Pump up the Volume: the Hot New Debate in Content


Got content? Add more! Some of the smartest brains on the web now say the more content you add, the better. Is Jeff Bezos right, again?

We’re greatcontent so naturally we expect all content to be, well, great. The new debate is all about volume. Very high volume, like the amplifier in the movie ‘Spinal Tap’ turned up to 11. Web guru Steve Rayson tells us in a superbly researched blog post on BuzzSomo, via some tight analysis and nifty graphs, that whether we like it or not there’s going to be more and more content around. If you want to be seen, you’re going to need to be heard.

Jeff Bezos, the blogger and the new beauty of more

The new idea is that in a crowded market, loud is good. And loud means more content. Blogger Rayson has until now believed in content primarily driven by quality. The idea that less means more, like a classical quartet in a high spec minimalist home.

Now he’s been taking at a long hard look at the latest web strategy at the Washington Post. The Post is important because of two words: Jeff Bezos. The Amazon founder and all round web god bought what was then an ailing American institution three years ago.

One Bezos strategy for his new toy has been to pump it up. Loud. That’s 1,200 fresh-posts-a-day loud. Rayson’s analysis tells us visitor numbers are now up by more than a quarter. The posts might not always be long, but they’re new. Rather like Facebook updates, that’s compelling to frequent visitors.

Just a few years ago many deemed the Washington Post to be a redundant analogue relic, irrelevant in digital days. Now it could be at the heart of a new American revolution. One where the sheer number of pieces online could be key to winning the battle for readers’ attention.

Think that’s loud? Think again

Web guru Rayson goes further, analysing Google indexed pages. He comes up with an astounding statistic: that there’s been an increase of 29 trillion pages in the last seven years. Think every heavy metal band in the world playing simultaneously. For a lifetime.

No wonder Rayson now believes, “The future is more, not less content.”

He certainly makes a persuasive arguement. We also still believe that the content concerned can’t just be any old content cooked up by some autobots on their lunch break. Rayson concurs, suggesting there will always be a “quality threshold”.

There’s another reason for producing more and more content. More people want it. As Rayson points out, the number of internet users is hardly static. Whether it’s older users in developed countries or new young users in the developing world more and more of our planet’s population is spending more and more time online.

The potential viewers of, say, any one Washington Post page is increasing all the time. The challenge is giving them something worthwhile to read. If it’s nothing more than a snappy headline then that SnapChat photo they’ve just seen is going suddenly to seem a lot more interesting.

Strange times mean more eyes

We should take a break from the volume for a moment and assess what we’re looking at. Content needs to be about what people want to read. Simple to say, harder to do.

From Bowie to Brexit, there have been times recently when it’s felt like our planet’s been shaking. For Bezos and the Post, that’s gold dust. In tricky times, authority counts and the Post’s history includes Watergate and bringing down a US president.

It certainly helps that there’s loads more content to graze in the brave new Bezos era. There’s no doubt, too, that this content has to be the right content and not betray the trust of the Post’s readers.

At Amazon Jeff Bezos created a digital version of your favourite bookshop, one where everything was available without having to leave home. If at the Post he’s hoping to create the world’s favourite news destination, we’d humbly suggest that means keeping a constant eye on quality. The lesson is, don’t betray your brand by adding content that undermines its stature.

Niche is so now

Another key argument Rayson develops is whether niche content is a critical part of the future. Rather as the middle market in fashion is dying a death in favour of both high end and low budget clothing, niche content targeting particular consumers might just provide a key to greater revenues.

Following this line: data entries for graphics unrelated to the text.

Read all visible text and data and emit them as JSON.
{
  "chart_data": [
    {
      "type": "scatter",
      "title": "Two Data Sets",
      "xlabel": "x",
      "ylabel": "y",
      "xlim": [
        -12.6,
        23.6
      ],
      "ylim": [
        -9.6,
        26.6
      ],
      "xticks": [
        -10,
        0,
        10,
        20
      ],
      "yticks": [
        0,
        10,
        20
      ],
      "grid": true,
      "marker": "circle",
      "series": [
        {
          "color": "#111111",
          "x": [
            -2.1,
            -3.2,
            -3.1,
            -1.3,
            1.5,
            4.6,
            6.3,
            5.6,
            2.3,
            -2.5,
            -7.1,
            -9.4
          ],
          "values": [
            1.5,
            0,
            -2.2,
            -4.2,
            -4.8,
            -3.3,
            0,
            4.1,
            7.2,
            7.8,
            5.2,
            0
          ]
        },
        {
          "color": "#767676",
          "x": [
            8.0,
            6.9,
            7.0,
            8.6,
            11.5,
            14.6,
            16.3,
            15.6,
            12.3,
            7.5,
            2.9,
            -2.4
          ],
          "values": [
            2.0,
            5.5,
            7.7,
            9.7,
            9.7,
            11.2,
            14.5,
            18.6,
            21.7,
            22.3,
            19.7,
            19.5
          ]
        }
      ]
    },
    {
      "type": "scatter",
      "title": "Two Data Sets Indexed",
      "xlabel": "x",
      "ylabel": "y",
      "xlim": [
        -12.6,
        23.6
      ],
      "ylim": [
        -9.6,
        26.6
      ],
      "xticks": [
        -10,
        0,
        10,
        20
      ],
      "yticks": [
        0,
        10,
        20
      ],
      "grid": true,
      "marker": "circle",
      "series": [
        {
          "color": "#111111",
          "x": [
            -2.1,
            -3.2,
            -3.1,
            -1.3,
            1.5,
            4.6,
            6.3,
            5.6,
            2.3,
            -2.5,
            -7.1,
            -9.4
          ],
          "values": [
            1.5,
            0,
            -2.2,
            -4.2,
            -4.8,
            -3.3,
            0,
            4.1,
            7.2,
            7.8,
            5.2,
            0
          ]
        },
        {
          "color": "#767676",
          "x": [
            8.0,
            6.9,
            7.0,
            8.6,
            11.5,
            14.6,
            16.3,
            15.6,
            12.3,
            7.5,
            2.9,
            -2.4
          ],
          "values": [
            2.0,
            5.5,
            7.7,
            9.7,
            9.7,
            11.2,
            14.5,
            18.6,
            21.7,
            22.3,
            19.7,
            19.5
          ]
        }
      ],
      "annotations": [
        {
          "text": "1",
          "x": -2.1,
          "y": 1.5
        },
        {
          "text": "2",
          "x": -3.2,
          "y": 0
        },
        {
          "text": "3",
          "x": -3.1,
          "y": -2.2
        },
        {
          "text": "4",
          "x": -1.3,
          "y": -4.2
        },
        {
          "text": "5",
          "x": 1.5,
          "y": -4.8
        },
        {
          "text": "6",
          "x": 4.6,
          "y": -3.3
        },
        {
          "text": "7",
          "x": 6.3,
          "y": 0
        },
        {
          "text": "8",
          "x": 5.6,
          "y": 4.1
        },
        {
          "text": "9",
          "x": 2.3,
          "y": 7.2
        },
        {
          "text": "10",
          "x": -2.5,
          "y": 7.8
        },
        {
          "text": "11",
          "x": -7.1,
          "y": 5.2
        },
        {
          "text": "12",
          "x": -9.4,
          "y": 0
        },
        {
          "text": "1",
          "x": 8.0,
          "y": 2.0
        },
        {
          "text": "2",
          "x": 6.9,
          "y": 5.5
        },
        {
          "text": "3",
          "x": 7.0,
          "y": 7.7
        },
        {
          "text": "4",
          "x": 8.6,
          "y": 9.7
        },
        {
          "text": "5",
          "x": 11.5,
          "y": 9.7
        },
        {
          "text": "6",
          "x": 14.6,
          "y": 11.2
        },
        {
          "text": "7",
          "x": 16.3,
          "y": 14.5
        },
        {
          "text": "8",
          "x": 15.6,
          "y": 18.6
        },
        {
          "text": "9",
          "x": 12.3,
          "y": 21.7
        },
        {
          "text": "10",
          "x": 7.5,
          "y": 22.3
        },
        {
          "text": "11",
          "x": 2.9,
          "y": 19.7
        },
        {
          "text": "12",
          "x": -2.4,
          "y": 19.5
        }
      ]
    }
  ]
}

That’s not least because you can offer your advertisers a tighter, better defined market. If you’re writing about the burgeoning market in classic cars, then a private bank advertising finance to classic car buyers is an obvious advertiser. Will those petrolheads want more posts on classic cars? Certainly, and those posts will need to be of high quality in order to stand out in an increasingly crowded market.

Naturally more niche posts means more posts in total. Volume – quality volume we’d say – wins another argument. But who’s going to do all this writing?

We are not the robots

Full disclosure: this is a real person writing this, not a robot. Automated writing is already with us, in the reporting of the bare numbers of some sports results for instance. As demand for content increases, more robowriters are likely to find employment. Like Steve Rayson, we’d argue this frees humans to provide the real difference. The unique texture of a piece, the “why” beyond the “what”.

The appetite for more content on the web is undeniable. Jeff Bezos is rarely wrong. Pump up the volume by all means. Just make sure that what you’re putting through those massive speakers is a surefire hit.

Great is still good, whatever the volume.